Here is a real cool story.

Clayton Marr is such a careful driver that he even indicates when turning his tractor between the rows of grapes on the family vineyard in Golden Hills Rd, Waimea West.

His skill behind the wheel is because the bar has been set higher for him, and now, according to his family, the 19-year-old has become the second ? and youngest ? New Zealander with Down syndrome to get a driver’s licence.

Clayton passed his learner licence test two years ago with a score of 100 per cent, and in early December he achieved an 82 per cent pass for his restricted licence.

“It’s not that hard,” he said.

Hell, some people have to sit a driving test literally hundreds of times to pass. A kid with Downs Syndrome does it first off. Just goes to show you that a handicap is no obstacle to some people.

His parents Jeff and Sophie Marr say it has been “quite a process” helping their son achieve independence, and has taken a fair bit of lateral thinking.

The building blocks were the same as for their other children, Sean, 18, and Alex, 16, who also learned to drive in a rural setting.

Clayton had ridden a motorcycle from a very young age, when the family lived at Okiwi Bay, Mr Marr said.

“When they started driving, they had `paddock cars’. If they can, all young people should learn to drive on a farm so that when they hit the road, all they have to think about is the rules.”

Clayton has learned precision driving. “Work in the vineyard means there’s only a few centimetres’ clearance down each side of the row. Clayton spends 25 hours a week on the tractor and he’s only ever run over one post,” Mr Marr said.

Mrs Marr said Clayton had an automatic “paddock car”, but kept looking at his feet on the pedals. “So Jeff took him there at night so he couldn’t see his feet.”

Wow, so cool, he is lucky he has enabling parents and siblings, I suspect that there a lot of intellectually disabled people out there who are further disabled by peoples perceptions of what they can and can’t do.

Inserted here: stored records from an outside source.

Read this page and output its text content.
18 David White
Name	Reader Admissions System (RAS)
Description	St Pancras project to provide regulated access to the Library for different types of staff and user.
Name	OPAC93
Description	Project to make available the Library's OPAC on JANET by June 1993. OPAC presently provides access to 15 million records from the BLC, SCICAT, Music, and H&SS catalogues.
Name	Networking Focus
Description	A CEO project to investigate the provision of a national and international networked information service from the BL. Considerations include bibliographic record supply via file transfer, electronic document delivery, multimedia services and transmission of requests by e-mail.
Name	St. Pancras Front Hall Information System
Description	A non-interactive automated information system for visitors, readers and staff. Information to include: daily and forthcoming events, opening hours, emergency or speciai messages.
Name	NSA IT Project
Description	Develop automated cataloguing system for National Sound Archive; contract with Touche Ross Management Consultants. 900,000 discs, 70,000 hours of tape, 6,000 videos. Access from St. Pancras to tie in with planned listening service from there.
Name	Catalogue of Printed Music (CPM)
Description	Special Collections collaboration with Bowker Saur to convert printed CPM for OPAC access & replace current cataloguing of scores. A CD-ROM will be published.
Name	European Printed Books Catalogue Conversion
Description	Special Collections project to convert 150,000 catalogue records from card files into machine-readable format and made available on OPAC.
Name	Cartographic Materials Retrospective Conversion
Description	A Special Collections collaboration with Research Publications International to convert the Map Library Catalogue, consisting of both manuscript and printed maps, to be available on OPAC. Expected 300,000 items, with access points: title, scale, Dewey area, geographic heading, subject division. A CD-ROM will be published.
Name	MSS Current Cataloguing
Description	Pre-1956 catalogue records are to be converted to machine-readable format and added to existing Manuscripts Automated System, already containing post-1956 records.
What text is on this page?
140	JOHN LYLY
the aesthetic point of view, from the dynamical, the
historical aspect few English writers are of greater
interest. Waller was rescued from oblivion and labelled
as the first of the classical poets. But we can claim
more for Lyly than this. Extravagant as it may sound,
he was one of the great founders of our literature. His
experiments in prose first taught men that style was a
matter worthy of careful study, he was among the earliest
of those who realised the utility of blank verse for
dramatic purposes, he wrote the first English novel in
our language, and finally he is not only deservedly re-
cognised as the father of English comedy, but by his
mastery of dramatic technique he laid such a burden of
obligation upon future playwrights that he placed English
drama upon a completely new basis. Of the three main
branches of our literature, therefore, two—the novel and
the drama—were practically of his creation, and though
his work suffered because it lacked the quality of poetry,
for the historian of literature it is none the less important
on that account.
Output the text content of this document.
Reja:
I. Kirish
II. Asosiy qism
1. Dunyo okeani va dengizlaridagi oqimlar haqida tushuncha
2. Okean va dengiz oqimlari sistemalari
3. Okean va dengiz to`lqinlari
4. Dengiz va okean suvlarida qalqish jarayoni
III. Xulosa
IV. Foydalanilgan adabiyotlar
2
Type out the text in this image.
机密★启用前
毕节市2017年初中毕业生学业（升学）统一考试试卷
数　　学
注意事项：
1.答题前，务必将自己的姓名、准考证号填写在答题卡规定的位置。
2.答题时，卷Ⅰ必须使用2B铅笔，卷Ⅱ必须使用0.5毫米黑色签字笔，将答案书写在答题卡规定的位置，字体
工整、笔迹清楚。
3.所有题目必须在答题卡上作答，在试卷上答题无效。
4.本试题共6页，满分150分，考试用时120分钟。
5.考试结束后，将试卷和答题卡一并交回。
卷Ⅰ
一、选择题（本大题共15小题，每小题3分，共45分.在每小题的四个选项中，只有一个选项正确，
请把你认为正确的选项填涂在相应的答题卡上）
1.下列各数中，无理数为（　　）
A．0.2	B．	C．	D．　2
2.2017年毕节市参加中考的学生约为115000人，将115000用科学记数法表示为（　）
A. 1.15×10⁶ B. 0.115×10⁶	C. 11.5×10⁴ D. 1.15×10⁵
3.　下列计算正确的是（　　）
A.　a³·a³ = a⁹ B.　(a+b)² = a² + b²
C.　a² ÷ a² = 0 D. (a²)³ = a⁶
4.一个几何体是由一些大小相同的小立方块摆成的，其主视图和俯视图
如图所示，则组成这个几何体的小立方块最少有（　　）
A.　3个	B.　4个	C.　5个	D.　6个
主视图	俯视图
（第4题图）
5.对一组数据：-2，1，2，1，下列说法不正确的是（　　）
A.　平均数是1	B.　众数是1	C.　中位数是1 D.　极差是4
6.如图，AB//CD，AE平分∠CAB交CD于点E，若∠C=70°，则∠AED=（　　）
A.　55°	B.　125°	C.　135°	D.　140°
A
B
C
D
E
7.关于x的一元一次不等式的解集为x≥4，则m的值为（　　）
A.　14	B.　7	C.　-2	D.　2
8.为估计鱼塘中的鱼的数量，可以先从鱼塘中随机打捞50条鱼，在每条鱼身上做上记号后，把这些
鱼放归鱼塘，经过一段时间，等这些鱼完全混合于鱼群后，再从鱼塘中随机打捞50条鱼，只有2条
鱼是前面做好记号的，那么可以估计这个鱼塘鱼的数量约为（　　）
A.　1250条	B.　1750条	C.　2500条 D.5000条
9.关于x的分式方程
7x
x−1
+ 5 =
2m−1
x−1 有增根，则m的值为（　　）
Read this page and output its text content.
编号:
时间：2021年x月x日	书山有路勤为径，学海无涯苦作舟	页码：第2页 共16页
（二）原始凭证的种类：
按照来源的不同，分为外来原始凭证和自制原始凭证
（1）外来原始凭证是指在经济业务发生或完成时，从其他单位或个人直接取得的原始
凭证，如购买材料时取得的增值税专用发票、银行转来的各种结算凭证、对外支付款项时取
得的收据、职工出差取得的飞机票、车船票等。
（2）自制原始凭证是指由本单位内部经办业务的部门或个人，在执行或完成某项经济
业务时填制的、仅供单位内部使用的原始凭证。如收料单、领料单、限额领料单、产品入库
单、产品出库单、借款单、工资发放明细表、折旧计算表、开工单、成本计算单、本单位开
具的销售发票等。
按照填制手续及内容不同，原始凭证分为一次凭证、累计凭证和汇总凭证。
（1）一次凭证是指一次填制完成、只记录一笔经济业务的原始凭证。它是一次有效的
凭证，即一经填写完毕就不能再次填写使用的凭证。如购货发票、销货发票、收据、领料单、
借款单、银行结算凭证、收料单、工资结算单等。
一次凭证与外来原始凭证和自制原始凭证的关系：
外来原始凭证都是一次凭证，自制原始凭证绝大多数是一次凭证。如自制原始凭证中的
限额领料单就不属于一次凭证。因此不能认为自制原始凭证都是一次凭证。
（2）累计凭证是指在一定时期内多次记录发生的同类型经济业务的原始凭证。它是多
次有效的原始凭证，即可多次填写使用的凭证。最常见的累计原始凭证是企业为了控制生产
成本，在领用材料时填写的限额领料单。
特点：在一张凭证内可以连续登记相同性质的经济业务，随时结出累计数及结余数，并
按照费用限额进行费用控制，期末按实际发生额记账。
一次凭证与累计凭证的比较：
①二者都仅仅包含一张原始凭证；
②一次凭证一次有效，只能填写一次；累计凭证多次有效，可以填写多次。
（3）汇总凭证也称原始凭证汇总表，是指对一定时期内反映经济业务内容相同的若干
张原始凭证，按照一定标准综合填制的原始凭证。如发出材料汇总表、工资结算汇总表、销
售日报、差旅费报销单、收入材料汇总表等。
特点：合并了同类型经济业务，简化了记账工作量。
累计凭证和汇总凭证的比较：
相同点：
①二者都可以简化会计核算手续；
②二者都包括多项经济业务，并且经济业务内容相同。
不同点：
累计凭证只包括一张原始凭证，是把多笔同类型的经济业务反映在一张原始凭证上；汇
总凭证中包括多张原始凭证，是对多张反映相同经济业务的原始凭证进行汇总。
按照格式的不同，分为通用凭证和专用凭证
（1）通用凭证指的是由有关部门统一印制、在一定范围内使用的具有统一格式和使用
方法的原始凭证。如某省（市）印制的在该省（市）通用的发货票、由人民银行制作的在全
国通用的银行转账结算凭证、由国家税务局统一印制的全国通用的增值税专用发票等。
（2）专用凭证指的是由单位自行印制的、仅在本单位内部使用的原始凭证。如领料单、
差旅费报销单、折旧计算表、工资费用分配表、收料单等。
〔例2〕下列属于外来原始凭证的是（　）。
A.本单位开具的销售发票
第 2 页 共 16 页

The missus and I thought that my BIL would do well to have a laptop so he could send and receive emails, plus look at Youtube for his favourite things like planes, trains and fire engines. Some people said it couldn’t be done. We didn’t. I specified a Mac turns out I was right after a go with a PC laptop. Now my BIL with a bit of training writes and sends his own emails, looks things up if he reads something interesting in the paper and generally has an all round better quality of life by having access to the internet and a MacBook. I laugh like hell when people tell me they can’t use a Mac, its too hard. i tell them that my intellectually disabled BIL can and does, so who is the handicapped person now?